Il titolo del testo non rende giustizia a una vicenda che vede allargarsi nel tempo la
rete dei soccorritori, sicché si sarebbe dovuto forse più propriamente scrivere di «giusti» al
plurale: ad essere coinvolti negli aiuti sono il segretario del Fascio repubblicano del paese,
Mirko Mussoni, ma anche il farmacista Giuseppe Olivi e gli impiegati comunali pronti
a falsificare i documenti di queste persone, più volte costrette a spostarsi per gli allestimenti sempre più impellenti della linea Gotica da parte dei tedeschi. Effettivamente, è la
dimensione della Gemeinschaft (comunità) quella che domina gli aiuti, in una rete di alleanze che taglia trasversalmente gli schieramenti politici. Nella lettera di augurio di buon
capodanno del 1944 di Ezio Giorgetti a Ziga Neumann, che, assieme al genero, si sarebbe
fatto carico di gestire i contatti col mondo esterno per favorire la protezione di tutto il
gruppo, affiorano le parole di un uomo semplice e generoso: «Sento tutta la dolcezza della
natura e vorrei coprirvi con tutto questo. Peccato: mi manca la prosa e sinceramente, vi
confesso, ne sono dolentissimo» (p. 121).

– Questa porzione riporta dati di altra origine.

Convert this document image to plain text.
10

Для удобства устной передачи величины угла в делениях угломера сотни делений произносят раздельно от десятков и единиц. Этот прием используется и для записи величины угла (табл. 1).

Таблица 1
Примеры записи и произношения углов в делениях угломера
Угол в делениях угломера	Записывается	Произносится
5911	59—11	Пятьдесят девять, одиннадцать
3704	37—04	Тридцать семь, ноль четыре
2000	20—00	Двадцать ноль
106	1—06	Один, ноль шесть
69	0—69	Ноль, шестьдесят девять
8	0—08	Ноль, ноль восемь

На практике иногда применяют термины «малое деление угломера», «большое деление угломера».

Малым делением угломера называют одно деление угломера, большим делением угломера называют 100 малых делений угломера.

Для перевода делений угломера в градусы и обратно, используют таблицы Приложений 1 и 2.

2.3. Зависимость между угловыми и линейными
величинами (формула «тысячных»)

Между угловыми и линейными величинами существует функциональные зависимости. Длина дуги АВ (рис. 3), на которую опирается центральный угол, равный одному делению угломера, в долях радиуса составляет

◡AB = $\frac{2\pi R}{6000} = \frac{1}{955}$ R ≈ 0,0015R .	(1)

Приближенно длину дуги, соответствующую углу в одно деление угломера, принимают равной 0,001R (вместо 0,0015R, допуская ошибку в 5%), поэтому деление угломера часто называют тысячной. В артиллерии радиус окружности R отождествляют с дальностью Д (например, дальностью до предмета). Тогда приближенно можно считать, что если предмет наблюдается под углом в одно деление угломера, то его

Il tono «antieroico» del racconto è la parte più riuscita del libro, mentre penalizzante
è l’assenza di rigore scientifico: l’a. non sempre chiarisce da dove ricava le informazioni
che dà e le schede degli ebrei stranieri proposte in calce al volume si «ispirano» un po’
troppo al lavoro di Daniele Ceschin, In fuga da Hitler. Gli ebrei stranieri internati nel
trevigiano (1941-1943), 2008. Né mancano errori di contenuto, come quello secondo il
quale l’origine della Todt risalirebbe al 1938 (p. 61, nota 5), mentre invece venne istituita
nel 1933 e cioè nell’anno in cui Fritz Todt – da cui ne avrebbe più tardi mutuato il nome
– diventò ispettore generale per la rete viaria.